WEATHER, n. The climate of the hour. A permanent topic of conversation among persons whom it does not interest, but who have inherited the tendency to chatter about it from naked arboreal ancestors whom it keenly concerned. The setting up official weather bureaus and their maintenance in mendacity prove that even governments are accessible to suasion by the rude forefathers of the jungle.

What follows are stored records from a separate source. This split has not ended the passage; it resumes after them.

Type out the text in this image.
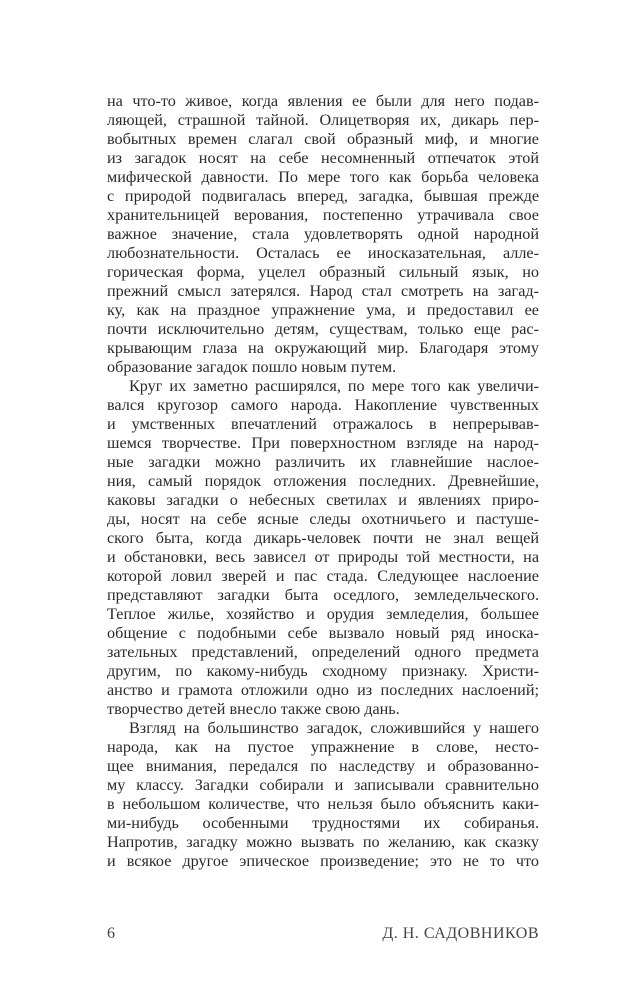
на что-то живое, когда явления ее были для него подав-
ляющей, страшной тайной. Олицетворяя их, дикарь пер-
вобытных времен слагал свой образный миф, и многие
из загадок носят на себе несомненный отпечаток этой
мифической давности. По мере того как борьба человека
с природой подвигалась вперед, загадка, бывшая прежде
хранительницей верования, постепенно утрачивала свое
важное значение, стала удовлетворять одной народной
любознательности. Осталась ее иносказательная, алле-
горическая форма, уцелел образный сильный язык, но
прежний смысл затерялся. Народ стал смотреть на загад-
ку, как на праздное упражнение ума, и предоставил ее
почти исключительно детям, существам, только еще рас-
крывающим глаза на окружающий мир. Благодаря этому
образование загадок пошло новым путем.
Круг их заметно расширялся, по мере того как увеличи-
вался кругозор самого народа. Накопление чувственных
и умственных впечатлений отражалось в непрерывав-
шемся творчестве. При поверхностном взгляде на народ-
ные загадки можно различить их главнейшие наслое-
ния, самый порядок отложения последних. Древнейшие,
каковы загадки о небесных светилах и явлениях приро-
ды, носят на себе ясные следы охотничьего и пастуше-
ского быта, когда дикарь-человек почти не знал вещей
и обстановки, весь зависел от природы той местности, на
которой ловил зверей и пас стада. Следующее наслоение
представляют загадки быта оседлого, земледельческого.
Теплое жилье, хозяйство и орудия земледелия, большее
общение с подобными себе вызвало новый ряд иноска-
зательных представлений, определений одного предмета
другим, по какому-нибудь сходному признаку. Христи-
анство и грамота отложили одно из последних наслоений;
творчество детей внесло также свою дань.
Взгляд на большинство загадок, сложившийся у нашего
народа, как на пустое упражнение в слове, несто-
щее внимания, передался по наследству и образованно-
му классу. Загадки собирали и записывали сравнительно
в небольшом количестве, что нельзя было объяснить каки-
ми-нибудь особенными трудностями их собиранья.
Напротив, загадку можно вызвать по желанию, как сказку
и всякое другое эпическое произведение; это не то что
6	Д. Н. САДОВНИКОВ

- Ambrose Bierce, The Devil's Dictionary

Security facepalm

Android handset maker HTC has just signed a settlement agreement with the FTC, an agreement designed to improve the security of their handsets.  It's pretty eye opening:

Under the terms of the deal HTC admits no guilt, but the list of things that it has agreed to do suggests that there wasn't much security work being done by the Taiwanese manufacturer. The full settlement gives the company seven core tasks which you would have thought it would have done already.

These include actually assigning someone in the company to be responsible for security, doing a risk assessment on its current coding practices and handsets, designing safeguards against flawed code, and training in-house staff on good security practices, such as where to get updates and patches.

[blink] [blink]

You wonder just what they were doing about security.  Actually, you don't (well, I don't).

It goes without saying that any of all y'all with HTC cell phones should upgrade to Android 4.0, stat.

NOTE: This agreement concerns software created by HTC for their handsets, not Android in general.  However, I have to say that Apple has a much cleaner update mechanism for iOS - you get new security updates via iTunes, directly from Apple.  With Android, the flow is Google fixes Android, then (maybe) the handset vendor updates the software for the phone, then (maybe) the carrier makes the fix available.  It's a clunky process with a lot of failure points.